Raphael snaps, Alfred attempts to survive the Turtles’ ways and the mystery grows deeper as this excellently executed mini-series moves along.

James Tynion IV is dialed in with this series and issue #4 features some fantastic dialogue and fun twists and turns. The way Tynion is weaving the unique elements of the world of the Turtles into the pillars of Gotham is fantastic, and how he’s building Shredder into one of the worst foes to ever hit the city is just excellent. I’ve said it before, but this series could be a colossal trainwreck if not for Tynion’s skilled take on the characters and what it would look like if their worlds collided, and he delivers another very entertaining script here. He captures the personalities of the Turtles very well, juxtaposing Michelangelo and Alfred very well in many scenes. The utter joy in Donatello whilst in the cave and the unbridled rage coming from Raphael are perfect, as are Batman’s responses to the heroes in a half shell. The situation keeps getting worse as these heroes are drawn closer together and Tynion’s masterful cliffhanger actually outdid the last one, which I wasn’t sure was possible. This script is the work of a skilled writer and he gets a lot out of these characters, to our benefit as readers.

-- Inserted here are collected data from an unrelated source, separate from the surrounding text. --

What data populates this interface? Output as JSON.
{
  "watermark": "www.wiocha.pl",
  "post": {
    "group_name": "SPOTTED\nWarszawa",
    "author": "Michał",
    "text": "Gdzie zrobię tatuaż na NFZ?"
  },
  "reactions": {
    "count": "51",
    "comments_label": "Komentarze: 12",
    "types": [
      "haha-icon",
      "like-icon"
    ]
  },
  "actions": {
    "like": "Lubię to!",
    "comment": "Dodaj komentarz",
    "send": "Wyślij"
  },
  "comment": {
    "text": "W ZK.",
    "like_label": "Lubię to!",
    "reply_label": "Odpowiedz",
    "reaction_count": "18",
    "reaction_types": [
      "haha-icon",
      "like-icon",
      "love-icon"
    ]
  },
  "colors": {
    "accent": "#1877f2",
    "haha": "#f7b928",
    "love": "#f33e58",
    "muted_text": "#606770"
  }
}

Freddie Williams II’s work continues to impress as his tour of Gotham’s high points continues in this issue. The task set out before him is integrating the Turtles into the entirety of Gotham without them feeling completely out of place, yet out of place enough that they are obviously not from this world…and he nails it. His art reminds me of early issues of TMNT without some of the trappings of the older style, and he tells this story very well. He’s got a huge cast of diverse characters to work with and despite the differences in Turtles’ appearances really boiling down to their weapons and mask colours, he gives them different body language that lets their personalities shine through. He handles the action and the dialogue heavy moments of this issue well, particularly where Raphael’s rage is concerned. Credit to editorial for thinking of this matchup of artist and subject matter because Williams’ work suits this mash of characters perfectly. Colwell’s colour game is strong with this issue and he continues to use the dark palette that has worked so well in previous issues. His colour work sets the tone nicely for this story and he does a great job working with Williams’ pencils for a great looking final product.

Batman/Teenage Mutant Ninja Turtles #4 drives the story closer to the finale in unpredictable ways that are just plain fun. Tynion & Williams are excelling at making the best pieces of both worlds work together with this crossover and, assuming it finishes as strong as it is now, I’m going to be real sad to see this one go. This is an entertaining comic and if you grew up enjoying either of these franchises, you need to do yourself a favour and let James Tynion IV, Freddie Williams II and Jeremy Colwell blow your mind with this great series.